Podíamos decir que el de  hoy es el Evangelio de la Virgen y de las bodas. La intención mariana del texto es evidente. En un primer momento, la Virgen ocupa el centro de la escena: “En aquel tiempo había una boda en Caná de Galilea y la madre de Jesús estaba allí. Jesús y sus discípulos estaban también invitados a la boda”. Es posible que los novios fueran familiares o muy allegados a Ella. Y parece que estaba al tanto de todo lo que sucedía y, por eso,  se dio cuenta de que faltaba vino. ¿Y cómo se podía resolver aquella dificultad tan grave? ¿Dónde conseguir ahora el vino? María tiene conocimiento del “misterio de Jesús”: de su poder y de su bondad. Sólo ella conoce “el secreto”. Y lo pone todo en sus manos: “No les queda vino…” “Haced lo que Él diga…”.El relato concluye con un resumen del evangelista que dice: “Así, en Caná de Galilea, Jesús comenzó sus signos, manifestó su gloria y creció la fe de sus discípulos en Él”.

Es, por tanto, una gran manifestación de Jesucristo la que se produce en estas bodas. Por eso forma parte de la Solemnidad de la Epifanía del Señor como comentábamos el otro día.

Es este un texto importante a la hora de reflexionar sobre la Virgen, especialmente, sobre su función intercesora…, e, incluso, puede servirnos para revisar nuestra relación con la Virgen cuando está comenzando un nuevo año.

Y decíamos también que es el Evangelio de las bodas por la frecuencia con que se usa este texto en dichas celebraciones, y por todo el misterio que representa.

Cuando hablamos con los novios, solemos recurrir a este texto a la hora de tratar de la presencia del Señor en el matrimonio cristiano. Hablamos, incluso, de la necesidad y la importancia de “invitar a Jesucristo” a la boda y de tomar conciencia de que la presencia y la acción de Cristo en el matrimonio cristiano viene garantizada por un sacramento.

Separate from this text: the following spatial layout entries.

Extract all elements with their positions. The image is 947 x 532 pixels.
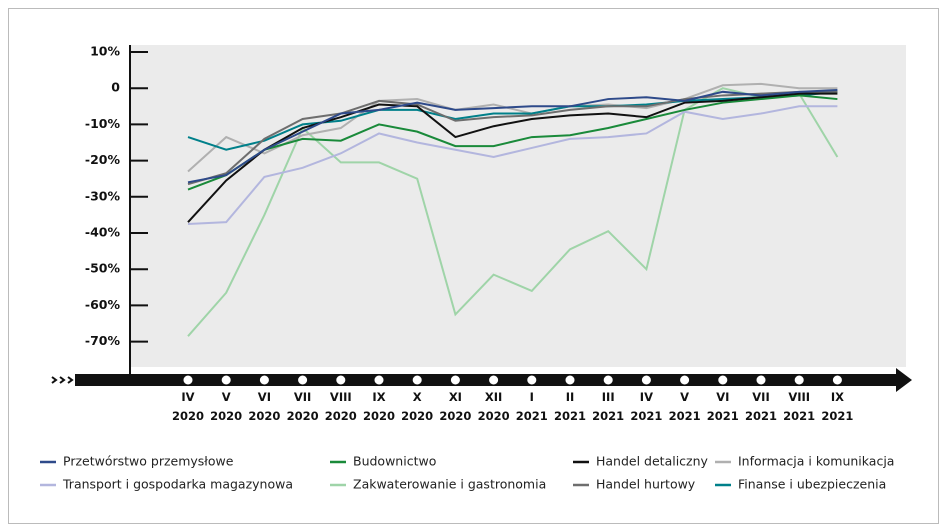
frame — [8, 8, 939, 524]
x-tick-label: VII 2020 — [286, 390, 319, 423]
y-tick-label: -20% — [85, 152, 121, 167]
x-tick-label: IV 2020 — [171, 390, 204, 423]
y-tick-label: -70% — [85, 333, 121, 348]
y-tick-label: 10% — [90, 44, 120, 59]
legend-label: Finanse i ubezpieczenia — [738, 477, 886, 492]
x-tick-dot — [336, 375, 346, 385]
x-tick-dot — [298, 375, 308, 385]
x-tick-label: VI 2020 — [248, 390, 281, 423]
series-line — [187, 90, 838, 186]
x-tick-label: IX 2021 — [821, 390, 854, 423]
y-tick-label: -40% — [85, 225, 121, 240]
x-tick-label: VII 2021 — [744, 390, 777, 423]
x-tick-dot — [718, 375, 728, 385]
y-tick-label: -10% — [85, 116, 121, 131]
legend-label: Przetwórstwo przemysłowe — [63, 454, 234, 469]
series-line — [187, 90, 838, 151]
legend-label: Transport i gospodarka magazynowa — [62, 477, 293, 492]
plot-area — [130, 45, 906, 367]
x-tick-dot — [603, 375, 613, 385]
series-line — [187, 92, 838, 223]
legend-label: Handel detaliczny — [596, 454, 709, 469]
series-line — [187, 105, 838, 225]
x-tick-label: VI 2021 — [706, 390, 739, 423]
y-tick-label: 0 — [111, 80, 120, 95]
x-tick-label: VIII 2020 — [324, 390, 357, 423]
x-tick-dot — [183, 375, 193, 385]
x-tick-dot — [259, 375, 269, 385]
x-tick-label: X 2020 — [401, 390, 434, 423]
series-line — [187, 94, 838, 191]
x-tick-dot — [374, 375, 384, 385]
x-tick-dot — [680, 375, 690, 385]
y-tick-label: -30% — [85, 188, 121, 203]
x-tick-dot — [489, 375, 499, 385]
y-tick-label: -50% — [85, 261, 121, 276]
series-line — [187, 89, 838, 184]
y-tick-label: -60% — [85, 297, 121, 312]
legend-label: Handel hurtowy — [596, 477, 696, 492]
x-tick-label: IV 2021 — [630, 390, 663, 423]
x-tick-dot — [794, 375, 804, 385]
x-tick-label: IX 2020 — [362, 390, 395, 423]
x-tick-dot — [221, 375, 231, 385]
x-tick-label: XII 2020 — [477, 390, 510, 423]
x-tick-dot — [565, 375, 575, 385]
x-tick-dot — [412, 375, 422, 385]
legend-label: Informacja i komunikacja — [738, 454, 894, 469]
x-tick-dot — [450, 375, 460, 385]
x-tick-dot — [641, 375, 651, 385]
legend-label: Budownictwo — [353, 454, 436, 469]
x-tick-dot — [756, 375, 766, 385]
x-tick-label: V 2021 — [668, 390, 701, 423]
series-group — [187, 82, 839, 337]
x-tick-label: V 2020 — [210, 390, 243, 423]
x-tick-label: XI 2020 — [439, 390, 472, 423]
x-tick-label: III 2021 — [592, 390, 625, 423]
x-tick-dot — [527, 375, 537, 385]
chevrons — [51, 376, 74, 384]
x-tick-label: VIII 2021 — [783, 390, 816, 423]
x-tick-label: I 2021 — [515, 390, 548, 423]
series-line — [187, 87, 839, 337]
legend-label: Zakwaterowanie i gastronomia — [353, 477, 546, 492]
x-tick-label: II 2021 — [553, 390, 586, 423]
series-line — [187, 82, 838, 173]
x-tick-dot — [832, 375, 842, 385]
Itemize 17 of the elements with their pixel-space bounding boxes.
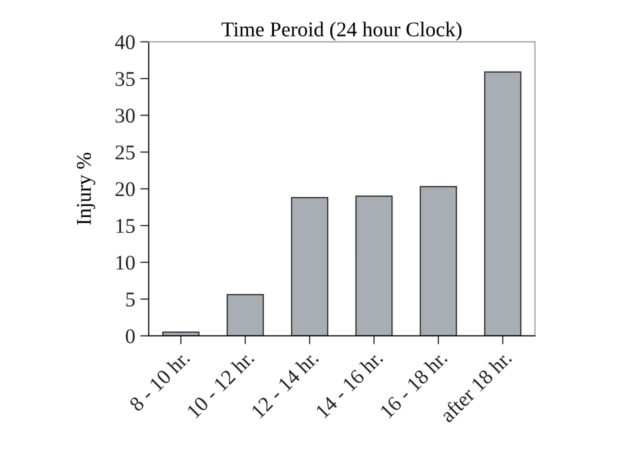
y-tick-label: 5 [126,292,135,307]
y-tick-label: 0 [126,329,135,344]
y-tick-label: 15 [116,219,135,233]
y-tick-label: 20 [116,182,135,196]
y-tick-label: 25 [116,145,135,160]
y-tick-label: 35 [116,72,135,86]
bar [420,186,458,336]
y-tick-label: 10 [116,256,135,270]
y-tick-label: 40 [115,35,135,50]
bar [226,294,264,336]
bar [290,197,328,336]
bar [355,196,393,336]
y-axis-title: Injury % [76,152,96,225]
bar [162,332,200,336]
bar [484,71,522,336]
y-tick-label: 30 [116,108,135,123]
chart-title: Time Peroid (24 hour Clock) [222,22,462,41]
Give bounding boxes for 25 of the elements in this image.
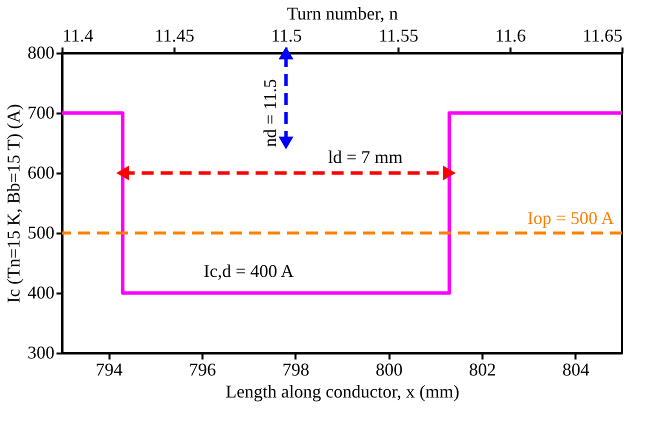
y-tick-label: 600 [28, 162, 54, 182]
x-tick-label: 796 [189, 360, 216, 380]
y-tick-label: 500 [28, 222, 54, 242]
y-tick-label: 400 [28, 282, 54, 302]
annotation: nd = 11.5 [260, 79, 280, 147]
x2-tick-label: 11.65 [582, 26, 622, 46]
x2-axis-title: Turn number, n [286, 4, 398, 24]
x-tick-label: 794 [96, 360, 123, 380]
x2-tick-label: 11.55 [378, 26, 418, 46]
x-tick-label: 800 [376, 360, 403, 380]
y-tick-label: 700 [28, 102, 54, 122]
x-tick-label: 798 [282, 360, 310, 380]
annotation: ld = 7 mm [328, 147, 403, 167]
x2-tick-label: 11.5 [271, 26, 302, 46]
x-axis-title: Length along conductor, x (mm) [226, 382, 460, 402]
y-tick-label: 800 [28, 42, 54, 62]
x2-tick-label: 11.4 [62, 26, 94, 46]
x-tick-label: 802 [469, 360, 496, 380]
y-axis-title: Ic (Tn=15 K, Bb=15 T) (A) [4, 104, 24, 303]
x2-tick-label: 11.45 [154, 26, 194, 46]
annotation: Ic,d = 400 A [204, 261, 294, 281]
ref-line-label: Iop = 500 A [527, 208, 614, 228]
x2-tick-label: 11.6 [495, 26, 526, 46]
y-tick-label: 300 [28, 342, 54, 362]
x-tick-label: 804 [562, 360, 590, 380]
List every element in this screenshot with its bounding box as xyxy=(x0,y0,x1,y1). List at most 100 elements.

          Por tanto, en medio de una boda, lugar de alegría, ilusiones y esperanzas,  realiza Jesús su primer milagro. Él es el novio (Mt 9,15); el que viene a desposarse con la humanidad y así, a elevar al hombre a una relación esponsal con Dios. Leí estos días que la Navidad es una “Fiesta de Nupcias con Dios”.

La primera lectura anuncia los tiempos del Mesías con  la imagen de unas bodas de Dios con su pueblo…   La abundancia de vino prefigura los dones mesiánicos que trae al mundo. De dones para la edificación de la comunidad trata hoy la segunda lectura.

Ojalá que este acontecimiento que nos presenta el Evangelio de este domingo, haga que también nosotros, como los discípulos, contemplemos la gloria de Cristo y crezca nuestra fe en Él.  

¡BUEN DOMINGO! ¡FELIZ DÍA DEL SEÑOR!